In any case, there are some other dynamics to highlight here. Recently in one of the courses I’m teaching, civil wars, we discussed Zachariah Mampilly’s Rebel Rulers and Paul Staniland’s “Wartime Political Orders.” To crude simplify things, one point Mampilly makes is that rebels (or ex-rebels?) develop governance models partly through interaction with civilian populations, whose preferences and needs can shape rebels’ decisions. This is what Bouhlel argues – namely, that the CMA is responding to civilian needs for greater security, and that the CMA is drawing on longstanding idioms of governance in the region. One point Staniland makes is that states and rebels (or ex-rebels?) negotiate different arrangements during wartime, including what Staniland terms “spheres of influence.” The CMA and the Malian government are constantly renegotiating their relationship and probing the limits of the other party’s influence (and these are not the only actors in northern Mali or even in Kidal, of course).
Here it’s worth noting that the CMA’s new rules are at least loosely grounded in the 2015 Algiers Accord, which mentions (.pdf, article 46, pp. 12-13) the “reassertion of the value of the role of Cadis [Qadis] in the administration of justice, notably in terms of civil mediation in a way that accounts for cultural, religious, and customary specificities.” Other actors, however, are unpersuaded that the CMA’s rules have any legitimacy – Ahmed Boutache, president of the Committee for Monitoring the Accord (French acronym CSA), denounced the CMA’s rules as “a flagrant violation of the accord…and an infringement of the sovereign prerogatives of the government of the Republic of Mali.” I see these competing statements as not just legal disagreements but also, again, as a way that each side is probing the limits of the other’s authority and legitimacy.
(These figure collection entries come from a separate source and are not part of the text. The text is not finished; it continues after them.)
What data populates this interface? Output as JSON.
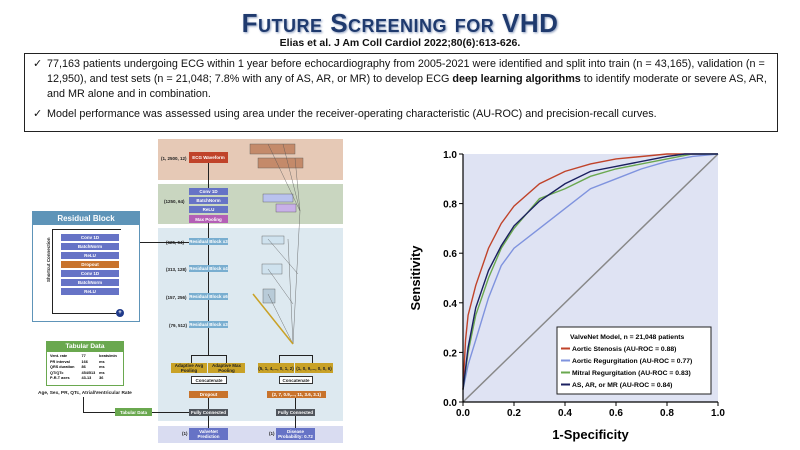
{
  "title": "Future Screening for VHD",
  "citation": "Elias et al. J Am Coll Cardiol 2022;80(6):613-626.",
  "bullets": [
    {
      "icon": "checkmark-icon",
      "text_before": "77,163 patients undergoing ECG within 1 year before echocardiography from 2005-2021 were identified and split into train (n = 43,165), validation (n = 12,950), and test sets (n = 21,048; 7.8% with any of AS, AR, or MR) to develop ECG ",
      "bold": "deep learning algorithms",
      "text_after": " to identify moderate or severe AS, AR, and MR alone and in combination."
    },
    {
      "icon": "checkmark-icon",
      "text_before": "Model performance was assessed using area under the receiver-operating characteristic (AU-ROC) and precision-recall curves.",
      "bold": "",
      "text_after": ""
    }
  ],
  "diagram": {
    "residual_block": {
      "title": "Residual Block",
      "shortcut_label": "Shortcut Connection",
      "layers": [
        "Conv 1D",
        "BatchNorm",
        "ReLU",
        "Dropout",
        "Conv 1D",
        "BatchNorm",
        "ReLU"
      ],
      "add_symbol": "+"
    },
    "tabular": {
      "title": "Tabular Data",
      "rows": [
        [
          "Vent. rate",
          "77",
          "beats/min"
        ],
        [
          "PR interval",
          "166",
          "ms"
        ],
        [
          "QRS duration",
          "86",
          "ms"
        ],
        [
          "QT/QTc",
          "454/513",
          "ms"
        ],
        [
          "P-R-T axes",
          "43-13",
          "36"
        ]
      ],
      "caption": "Age, Sex, PR, QTc, Atrial/Ventricular Rate",
      "button": "Tabular Data"
    },
    "shapes": [
      "(1, 2500, 12)",
      "(1250, 64)",
      "(625, 64)",
      "(313, 128)",
      "(157, 256)",
      "(79, 512)",
      "(1)",
      "(1)"
    ],
    "main": {
      "ecg": "ECG Waveform",
      "conv": "Conv 1D",
      "bn": "BatchNorm",
      "relu": "ReLU",
      "maxpool": "Max Pooling",
      "res1": "Residual Block x3",
      "res2": "Residual Block x4",
      "res3": "Residual Block x6",
      "res4": "Residual Block x3",
      "avgpool": "Adaptive Avg Pooling",
      "maxpool2": "Adaptive Max Pooling",
      "concat": "Concatenate",
      "dropout": "Dropout",
      "fc": "Fully Connected",
      "output": "ValveNet Prediction"
    },
    "right": {
      "vec1": "(5, 1, 4,..., 0, 1, 2)",
      "vec2": "(1, 0, 9,..., 0, 0, 6)",
      "concat": "Concatenate",
      "vec3": "(2, 7, 0.9,..., 11, 3.6, 3.1)",
      "fc": "Fully Connected",
      "output": "Disease Probability: 0.72"
    },
    "colors": {
      "band_input": "#e6c9b6",
      "band_stem": "#c9d6c0",
      "band_body": "#dde9f0",
      "band_output": "#d9dcf1"
    }
  },
  "chart_data": {
    "type": "line",
    "xlabel": "1-Specificity",
    "ylabel": "Sensitivity",
    "xlim": [
      0,
      1
    ],
    "ylim": [
      0,
      1
    ],
    "xticks": [
      "0.0",
      "0.2",
      "0.4",
      "0.6",
      "0.8",
      "1.0"
    ],
    "yticks": [
      "0.0",
      "0.2",
      "0.4",
      "0.6",
      "0.8",
      "1.0"
    ],
    "grid": false,
    "background": "#dfe3f3",
    "legend": {
      "title": "ValveNet Model, n = 21,048 patients",
      "placement": "bottom-right"
    },
    "diagonal": {
      "color": "#888888",
      "points": [
        [
          0,
          0
        ],
        [
          1,
          1
        ]
      ]
    },
    "series": [
      {
        "name": "Aortic Stenosis (AU-ROC = 0.88)",
        "color": "#c0432a",
        "points": [
          [
            0,
            0.05
          ],
          [
            0.01,
            0.25
          ],
          [
            0.02,
            0.35
          ],
          [
            0.05,
            0.47
          ],
          [
            0.1,
            0.62
          ],
          [
            0.15,
            0.72
          ],
          [
            0.2,
            0.79
          ],
          [
            0.3,
            0.88
          ],
          [
            0.4,
            0.93
          ],
          [
            0.5,
            0.96
          ],
          [
            0.6,
            0.98
          ],
          [
            0.8,
            1.0
          ],
          [
            1,
            1
          ]
        ]
      },
      {
        "name": "Aortic Regurgitation (AU-ROC = 0.77)",
        "color": "#7f93de",
        "points": [
          [
            0,
            0.05
          ],
          [
            0.02,
            0.15
          ],
          [
            0.05,
            0.25
          ],
          [
            0.1,
            0.42
          ],
          [
            0.15,
            0.55
          ],
          [
            0.2,
            0.62
          ],
          [
            0.3,
            0.7
          ],
          [
            0.4,
            0.78
          ],
          [
            0.5,
            0.86
          ],
          [
            0.6,
            0.9
          ],
          [
            0.7,
            0.94
          ],
          [
            0.8,
            0.97
          ],
          [
            0.9,
            0.99
          ],
          [
            1,
            1
          ]
        ]
      },
      {
        "name": "Mitral Regurgitation (AU-ROC = 0.83)",
        "color": "#6aa84f",
        "points": [
          [
            0,
            0.05
          ],
          [
            0.02,
            0.2
          ],
          [
            0.05,
            0.35
          ],
          [
            0.1,
            0.5
          ],
          [
            0.15,
            0.62
          ],
          [
            0.2,
            0.7
          ],
          [
            0.3,
            0.82
          ],
          [
            0.4,
            0.86
          ],
          [
            0.5,
            0.91
          ],
          [
            0.6,
            0.94
          ],
          [
            0.8,
            0.98
          ],
          [
            0.9,
            1
          ],
          [
            1,
            1
          ]
        ]
      },
      {
        "name": "AS, AR, or MR (AU-ROC = 0.84)",
        "color": "#1b2060",
        "points": [
          [
            0,
            0.05
          ],
          [
            0.02,
            0.22
          ],
          [
            0.05,
            0.38
          ],
          [
            0.1,
            0.53
          ],
          [
            0.15,
            0.63
          ],
          [
            0.2,
            0.71
          ],
          [
            0.3,
            0.81
          ],
          [
            0.4,
            0.88
          ],
          [
            0.5,
            0.93
          ],
          [
            0.6,
            0.95
          ],
          [
            0.8,
            0.99
          ],
          [
            0.87,
            1
          ],
          [
            1,
            1
          ]
        ]
      }
    ]
  }
}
This brings us back to the issue of the CMA’s “backpedaling,” with the CMA’s 19 February statement acknowledging the authority of the Malian state at the local level and expressing willingness for a dialogue over how to move forward on security and the role of the Qadis. Both the CMA and the state, I think, are in essence making offers and counteroffers amid an evolving and unstable situation.
One wishes, meanwhile, that one knew more about who exactly the Qadis were/are/will be:
Personnel, as they say, is policy.
A final point to consider, and one mentioned in the first RFI article linked above, is the issue of influence from Jama’at Nusrat al-Islam wa-l-Muslimin or the Group for Supporting Islam and Muslims (JNIM). RFI quoted an anonymous official from Kidal denouncing the CMA’s new rules as a reflection of JNIM’s pernicious influence. The CMA, which includes some former members of Ansar al-Din, one of JNIM’s constituent parts, is regularly accused of maintaining contacts with JNIM’s leader Iyad ag Ghali. But all of this brings us back to the question of what all these actors want – would ag Ghali be content with a “shari’a-compliant,” autonomous Kidal? Or does he want something more? And was the CMA channeling ag Ghali’s influence – or attempting to undercut it? I’ve tried to get at the complexity of “jihadist politics” in Timbuktu, but there is as much, if not more, to think about in terms of local Kidal dynamics as well.
*I think the CMA is referring to non-Malians here, but I wonder if there is a hint that all outsiders (Malian or non-Malian) could be required to have supervision.